Arts education, sometimes it’s down to good fortune.
Tom Sherrington @teacherhead and author of the excellent book ‘The Learning Rainforest’ visited Saffron Walden County High School in July 2018 in order to contribute to a debate about educational research. Following an inspiring dayhe tweeted this:
The comment provoked a response from Vic Goddard, the Headteacher of Passmores Academy in Harlow which featured in the 2011 Channel 4 fly on the wall documentary ‘Educating Essex’. Vic asked me “You don’t know another wealthy donor that you can point in our direction to give us a few million do you?” It is a good question and a fair point. State schools rarely have world class facilities or benefit from the generosity of wealthy philanthropists and now may be the time to change this. Why do the very schools and communities who need and deserve a boost in their facilities so rarely get them? Why is Saffron Hall such an anomaly in the state sector?
If you have not visited Saffron Hall yet, you should do so. It is one of the most impressive arts venues in England. It was built five years ago and cost a jaw-dropping £10 million. The money was donated by an anonymous philanthropist who had a radical vision: his own children benefitted from high quality comprehensive education at the school and he explicitly wanted to leave County High with a facility that would be the envy of every fee-paying school in the area. Saffron Hall realises this vision, perfectly. It is an aesthetically delightful design, has a near-perfect acoustic and its stage is regularly graced by the likes of Maxim Vengerov, Nicola Benedetti, Courtney Pine and The London Symphony Orchestra, all of whom featured in the 2018 programming. More importantly for me, as Headteacher at the school, the facility champions Arts Education. Visiting musicians offer masterclasses and workshops to our students and engage with children in collaborative dance, jazz, singing, drama or classical music ventures. The inspirational performance space lifts our shows and concerts to a professional level. The hall is hired by local independent schools for their annual concerts.
My last statement is laced with some irony. 52% of independent schools have their own bespoke concert halls, hardly any state schools do. The fees charged by the top fee-paying schools would be enough to educate nine children in the state sector in the least well-funded authorities. The experience of the arts in comprehensive schools is under severe threat and this is directly related to the sharp decrease in state school funding which has fallen by 8% in real terms since 2010 according to the Institute of Fiscal Studies. Many schools have no option but to cut their arts provision because the courses have become unaffordable. Music education, in particular, has suffered. The cultural capital of our young people is under threat as a consequence of this under-investment in schools and arts facilities.

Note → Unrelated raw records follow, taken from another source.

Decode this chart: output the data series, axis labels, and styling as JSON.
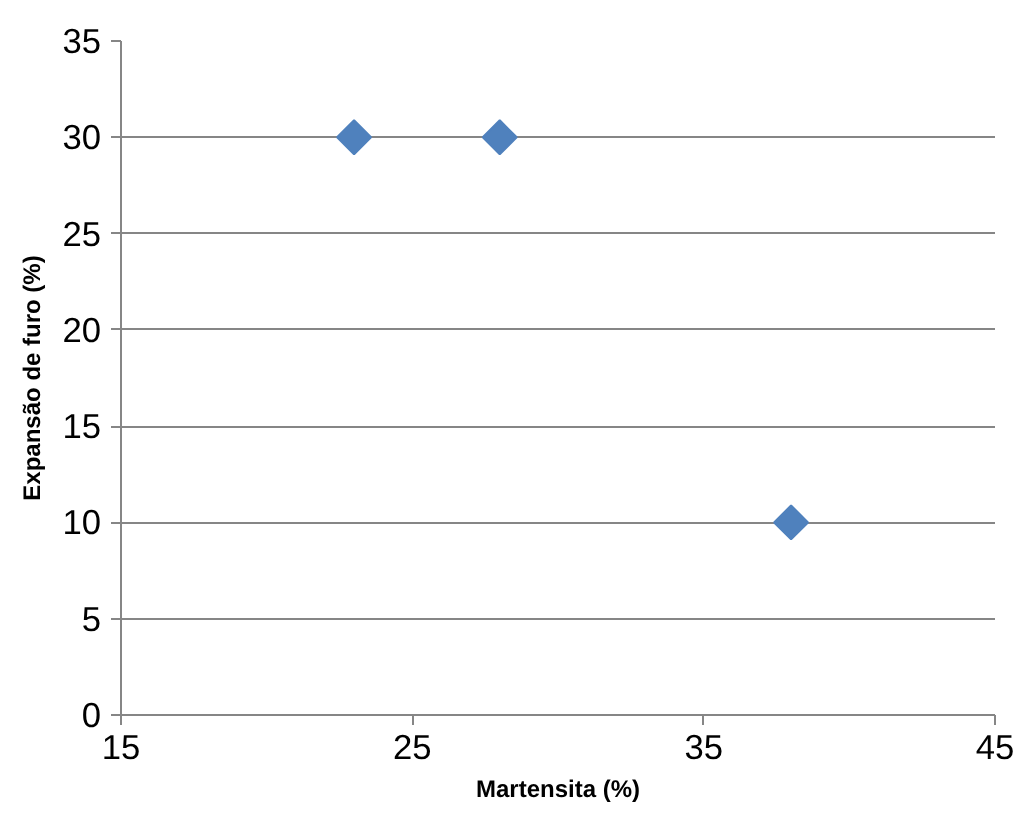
{
  "chart_data": {
    "type": "scatter",
    "xlabel": "Martensita (%)",
    "ylabel": "Expansão de furo (%)",
    "x": [
      23,
      28,
      38
    ],
    "values": [
      30,
      30,
      10
    ],
    "color": "#4f81bd",
    "marker": "diamond",
    "xlim": [
      15,
      45
    ],
    "xticks": [
      15,
      25,
      35,
      45
    ],
    "ylim": [
      0,
      35
    ],
    "yticks": [
      0,
      5,
      10,
      15,
      20,
      25,
      30,
      35
    ],
    "grid": "y"
  }
}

In 2018, David Carter, the then National Schools Commissioner for England, commented: “The reduction in the number of children studying the arts will have a knock on to the cultural capital of this country.” What has been exacerbated, through underfunding, is the already existing inequality in the way that cultural capital is distributed. Some, via their privileged education, have the advantage of being able to access a rich diet of high culture whilst others are now being denied that access. Saffron Hall is an anomaly because it provides exposure to and experience of high culture for all children within a comprehensive school setting.
So, returning to Vic’s question, can we persuade more enlightened philanthropists to think twice before adding adornments to the facilities of their independent almae matres and to invest in high-quality arts facilities for their local state schools instead? If we can, Passmores might get the glorious concert hall it deserves!